When developing a Julia library or application I typically find myself incrementally adding or modifying my package dependencies. If the particular Julia application also needs to be included in a Docker image this iterative workflow can be quite annoying as any change to the dependencies results in all of the dependencies having to be installed and precompiled from scratch. There seemed like a better approach was possible so after some research and discovering the RUN --mount=type=cache
feature in Docker I came up with the following Dockerfile
:
# syntax=docker/dockerfile:1
ARG JULIA_VERSION=1.8.5
FROM julia:${JULIA_VERSION}
# Switch the Julia depot to use the shared cache storage. As `.ji` files reference
# absolute paths to their included source files care needs to be taken to ensure the depot
# path used during package precompilation matches the final depot path used in the image.
# If a source file no longer resides at the expected location the `.ji` is deemed stale and
# will be recreated.
RUN ln -s /tmp/julia-cache ~/.julia
# Install Julia package registries.
RUN --mount=type=cache,sharing=locked,target=/tmp/julia-cache \
julia -e 'using Pkg; Pkg.Registry.add("General")'
# Disable automatic package precompilation. We'll control when packages are precompiled.
ENV JULIA_PKG_PRECOMPILE_AUTO "0"
# Instantiate the Julia project environment and precompile dependencies.

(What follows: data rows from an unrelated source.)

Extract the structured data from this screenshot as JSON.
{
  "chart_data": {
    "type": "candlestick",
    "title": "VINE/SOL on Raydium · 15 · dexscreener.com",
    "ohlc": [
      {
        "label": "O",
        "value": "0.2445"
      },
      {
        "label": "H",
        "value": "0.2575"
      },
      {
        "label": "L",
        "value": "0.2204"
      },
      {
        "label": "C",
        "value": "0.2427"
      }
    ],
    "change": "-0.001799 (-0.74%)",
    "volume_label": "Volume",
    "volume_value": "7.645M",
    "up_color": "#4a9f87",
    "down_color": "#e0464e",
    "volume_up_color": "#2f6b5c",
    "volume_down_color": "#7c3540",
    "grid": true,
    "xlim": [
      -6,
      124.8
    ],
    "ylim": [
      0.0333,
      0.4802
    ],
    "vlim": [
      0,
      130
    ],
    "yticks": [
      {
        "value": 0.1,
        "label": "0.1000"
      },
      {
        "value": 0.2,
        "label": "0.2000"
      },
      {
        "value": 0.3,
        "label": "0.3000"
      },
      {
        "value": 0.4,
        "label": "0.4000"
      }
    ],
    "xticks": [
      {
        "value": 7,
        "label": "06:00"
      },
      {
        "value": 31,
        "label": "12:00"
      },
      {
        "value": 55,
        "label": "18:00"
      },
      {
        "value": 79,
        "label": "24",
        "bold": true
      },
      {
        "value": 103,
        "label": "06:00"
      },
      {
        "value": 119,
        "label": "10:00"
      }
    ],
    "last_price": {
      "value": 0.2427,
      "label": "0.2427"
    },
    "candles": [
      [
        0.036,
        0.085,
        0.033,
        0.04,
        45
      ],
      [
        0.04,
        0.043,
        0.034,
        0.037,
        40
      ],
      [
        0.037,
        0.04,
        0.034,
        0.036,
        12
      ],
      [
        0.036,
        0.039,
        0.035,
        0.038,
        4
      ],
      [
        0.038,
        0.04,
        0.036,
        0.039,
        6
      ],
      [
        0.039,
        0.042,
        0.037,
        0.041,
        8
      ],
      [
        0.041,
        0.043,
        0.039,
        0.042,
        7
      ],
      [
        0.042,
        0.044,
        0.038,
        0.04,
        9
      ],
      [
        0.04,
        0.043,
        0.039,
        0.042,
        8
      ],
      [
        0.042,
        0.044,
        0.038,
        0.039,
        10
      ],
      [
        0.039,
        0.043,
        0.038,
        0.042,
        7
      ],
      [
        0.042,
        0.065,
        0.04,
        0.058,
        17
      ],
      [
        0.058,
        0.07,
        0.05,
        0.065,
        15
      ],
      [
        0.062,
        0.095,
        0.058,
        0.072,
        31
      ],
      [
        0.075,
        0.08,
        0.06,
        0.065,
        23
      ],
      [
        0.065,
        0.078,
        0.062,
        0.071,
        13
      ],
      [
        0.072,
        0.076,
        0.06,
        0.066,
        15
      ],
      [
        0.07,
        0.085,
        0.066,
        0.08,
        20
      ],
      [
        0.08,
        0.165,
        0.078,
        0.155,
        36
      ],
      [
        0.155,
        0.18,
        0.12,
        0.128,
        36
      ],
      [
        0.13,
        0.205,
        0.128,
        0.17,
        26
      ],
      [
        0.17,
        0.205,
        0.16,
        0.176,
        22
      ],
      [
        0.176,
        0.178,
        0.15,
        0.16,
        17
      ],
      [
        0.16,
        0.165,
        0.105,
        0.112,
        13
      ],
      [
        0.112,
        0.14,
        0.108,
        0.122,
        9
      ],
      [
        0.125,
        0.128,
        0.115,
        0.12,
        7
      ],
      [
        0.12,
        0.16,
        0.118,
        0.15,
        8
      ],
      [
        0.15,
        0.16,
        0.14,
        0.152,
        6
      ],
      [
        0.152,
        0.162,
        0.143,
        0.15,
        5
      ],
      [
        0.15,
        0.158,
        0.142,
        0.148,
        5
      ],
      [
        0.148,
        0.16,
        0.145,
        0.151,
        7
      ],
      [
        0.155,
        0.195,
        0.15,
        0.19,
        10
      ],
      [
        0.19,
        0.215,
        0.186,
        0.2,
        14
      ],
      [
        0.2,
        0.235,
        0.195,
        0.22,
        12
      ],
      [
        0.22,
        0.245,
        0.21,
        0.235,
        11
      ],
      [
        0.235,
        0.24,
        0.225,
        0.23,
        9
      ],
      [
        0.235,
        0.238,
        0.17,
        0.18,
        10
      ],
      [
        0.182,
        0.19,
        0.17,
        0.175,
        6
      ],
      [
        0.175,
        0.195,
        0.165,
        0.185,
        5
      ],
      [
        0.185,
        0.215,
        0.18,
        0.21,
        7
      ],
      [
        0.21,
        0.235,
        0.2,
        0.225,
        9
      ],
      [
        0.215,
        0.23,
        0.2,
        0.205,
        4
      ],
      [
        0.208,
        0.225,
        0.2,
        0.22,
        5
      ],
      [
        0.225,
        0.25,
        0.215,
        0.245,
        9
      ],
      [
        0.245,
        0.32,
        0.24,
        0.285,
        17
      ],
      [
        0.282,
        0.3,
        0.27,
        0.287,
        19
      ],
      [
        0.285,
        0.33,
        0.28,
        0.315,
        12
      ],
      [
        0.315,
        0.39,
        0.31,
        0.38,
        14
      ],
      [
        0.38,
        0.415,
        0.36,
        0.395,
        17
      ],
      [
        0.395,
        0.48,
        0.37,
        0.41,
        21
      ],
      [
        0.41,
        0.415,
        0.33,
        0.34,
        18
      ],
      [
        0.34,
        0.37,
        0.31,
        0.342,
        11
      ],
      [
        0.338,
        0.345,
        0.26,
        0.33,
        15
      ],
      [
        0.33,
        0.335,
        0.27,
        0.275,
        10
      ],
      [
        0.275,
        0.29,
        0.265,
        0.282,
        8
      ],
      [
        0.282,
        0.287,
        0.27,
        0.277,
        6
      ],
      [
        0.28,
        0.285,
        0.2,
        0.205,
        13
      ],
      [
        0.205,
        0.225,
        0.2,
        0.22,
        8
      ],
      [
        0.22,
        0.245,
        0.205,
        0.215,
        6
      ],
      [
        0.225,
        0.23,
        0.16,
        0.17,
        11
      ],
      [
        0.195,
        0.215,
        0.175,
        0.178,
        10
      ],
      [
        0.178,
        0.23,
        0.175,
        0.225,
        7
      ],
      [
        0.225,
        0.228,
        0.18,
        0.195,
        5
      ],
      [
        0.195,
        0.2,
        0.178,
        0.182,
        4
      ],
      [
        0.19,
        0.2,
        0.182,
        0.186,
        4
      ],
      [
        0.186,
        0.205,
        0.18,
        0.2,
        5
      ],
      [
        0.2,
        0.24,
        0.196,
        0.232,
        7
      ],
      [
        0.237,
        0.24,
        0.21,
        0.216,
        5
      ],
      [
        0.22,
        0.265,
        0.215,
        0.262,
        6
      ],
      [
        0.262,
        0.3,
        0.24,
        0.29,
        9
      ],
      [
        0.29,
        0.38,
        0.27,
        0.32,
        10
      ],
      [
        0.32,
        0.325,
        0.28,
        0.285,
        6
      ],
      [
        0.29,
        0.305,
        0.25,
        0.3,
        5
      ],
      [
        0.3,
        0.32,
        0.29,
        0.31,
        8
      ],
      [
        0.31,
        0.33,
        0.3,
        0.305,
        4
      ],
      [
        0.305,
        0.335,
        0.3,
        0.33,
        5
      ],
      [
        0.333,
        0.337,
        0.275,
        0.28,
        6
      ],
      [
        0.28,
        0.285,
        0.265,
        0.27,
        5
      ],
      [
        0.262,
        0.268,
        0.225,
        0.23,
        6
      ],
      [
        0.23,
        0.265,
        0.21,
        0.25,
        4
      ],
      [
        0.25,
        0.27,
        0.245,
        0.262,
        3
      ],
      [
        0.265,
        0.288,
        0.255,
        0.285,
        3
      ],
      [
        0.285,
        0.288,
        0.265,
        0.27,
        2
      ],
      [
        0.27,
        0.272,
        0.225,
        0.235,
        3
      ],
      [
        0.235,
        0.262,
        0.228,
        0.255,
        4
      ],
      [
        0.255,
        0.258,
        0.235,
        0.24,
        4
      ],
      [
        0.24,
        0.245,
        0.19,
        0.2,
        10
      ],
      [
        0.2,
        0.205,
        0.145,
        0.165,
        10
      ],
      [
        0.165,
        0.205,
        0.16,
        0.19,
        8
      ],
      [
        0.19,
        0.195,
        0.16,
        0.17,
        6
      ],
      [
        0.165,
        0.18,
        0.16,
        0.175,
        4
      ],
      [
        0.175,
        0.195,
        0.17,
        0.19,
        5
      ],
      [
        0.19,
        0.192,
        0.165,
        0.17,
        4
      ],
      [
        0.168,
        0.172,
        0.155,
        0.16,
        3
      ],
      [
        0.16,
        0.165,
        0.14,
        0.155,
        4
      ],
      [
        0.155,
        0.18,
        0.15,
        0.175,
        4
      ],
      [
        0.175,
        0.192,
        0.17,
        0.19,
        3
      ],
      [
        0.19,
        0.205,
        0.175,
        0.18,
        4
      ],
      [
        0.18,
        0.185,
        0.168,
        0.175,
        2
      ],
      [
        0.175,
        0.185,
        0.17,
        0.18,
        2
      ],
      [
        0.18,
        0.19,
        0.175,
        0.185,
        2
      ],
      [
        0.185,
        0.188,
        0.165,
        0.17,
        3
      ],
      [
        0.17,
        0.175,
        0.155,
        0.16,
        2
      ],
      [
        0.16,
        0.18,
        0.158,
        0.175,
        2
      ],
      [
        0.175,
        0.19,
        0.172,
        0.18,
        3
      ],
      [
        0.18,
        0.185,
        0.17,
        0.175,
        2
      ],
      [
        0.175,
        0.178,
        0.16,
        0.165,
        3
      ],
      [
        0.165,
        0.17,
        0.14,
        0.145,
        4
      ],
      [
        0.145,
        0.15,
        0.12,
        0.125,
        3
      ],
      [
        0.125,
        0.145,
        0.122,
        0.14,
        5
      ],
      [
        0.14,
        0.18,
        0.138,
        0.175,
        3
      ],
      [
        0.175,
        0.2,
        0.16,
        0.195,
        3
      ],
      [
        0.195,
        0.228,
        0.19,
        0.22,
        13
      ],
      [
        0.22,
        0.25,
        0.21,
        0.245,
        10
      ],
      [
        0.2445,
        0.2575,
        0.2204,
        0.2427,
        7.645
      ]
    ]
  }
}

ENV JULIA_PROJECT /project
COPY Project.toml Manifest.toml ${JULIA_PROJECT}/
RUN --mount=type=cache,sharing=locked,target=/tmp/julia-cache \
julia -e 'using Pkg; Pkg.instantiate(); Pkg.precompile(strict=true)'
# Copy the shared ephemeral Julia depot into the image and remove any installed packages
# not used by our Manifest.toml.
RUN --mount=type=cache,target=/tmp/julia-cache \
rm ~/.julia && \
mkdir ~/.julia && \
cp -rp /tmp/julia-cache/* ~/.julia && \
julia -e 'using Pkg, Dates; Pkg.gc(collect_delay=Day(0))'
Using this approach the Julia registries, packages, and precompilation files are stored in a Docker cache which persists between image builds. The end result is that iterative package development results in much faster image builds as only the missing packages need to be added and precompiled, just like how local development works.
Additionally, this cache is shared between all Docker image builds so this can also help accelerate workflows where multiple Dockerfile
s and Julia Docker images need to be built. That said, through some experimentation it is possible that concurrent Docker image builds can result in file access collisions so I decided to use sharing=locked
to avoid running into these problems even though they seem rare in practice. The downside of sharing=locked
is that concurrent builds will be slower than if we used sharing=shared
but should still be faster than building all dependencies from scratch.
Let me know if this approach to building Docker applications is useful for your workflow. Maybe I’ll try to add this as documentation in docker-library/julia if this is useful.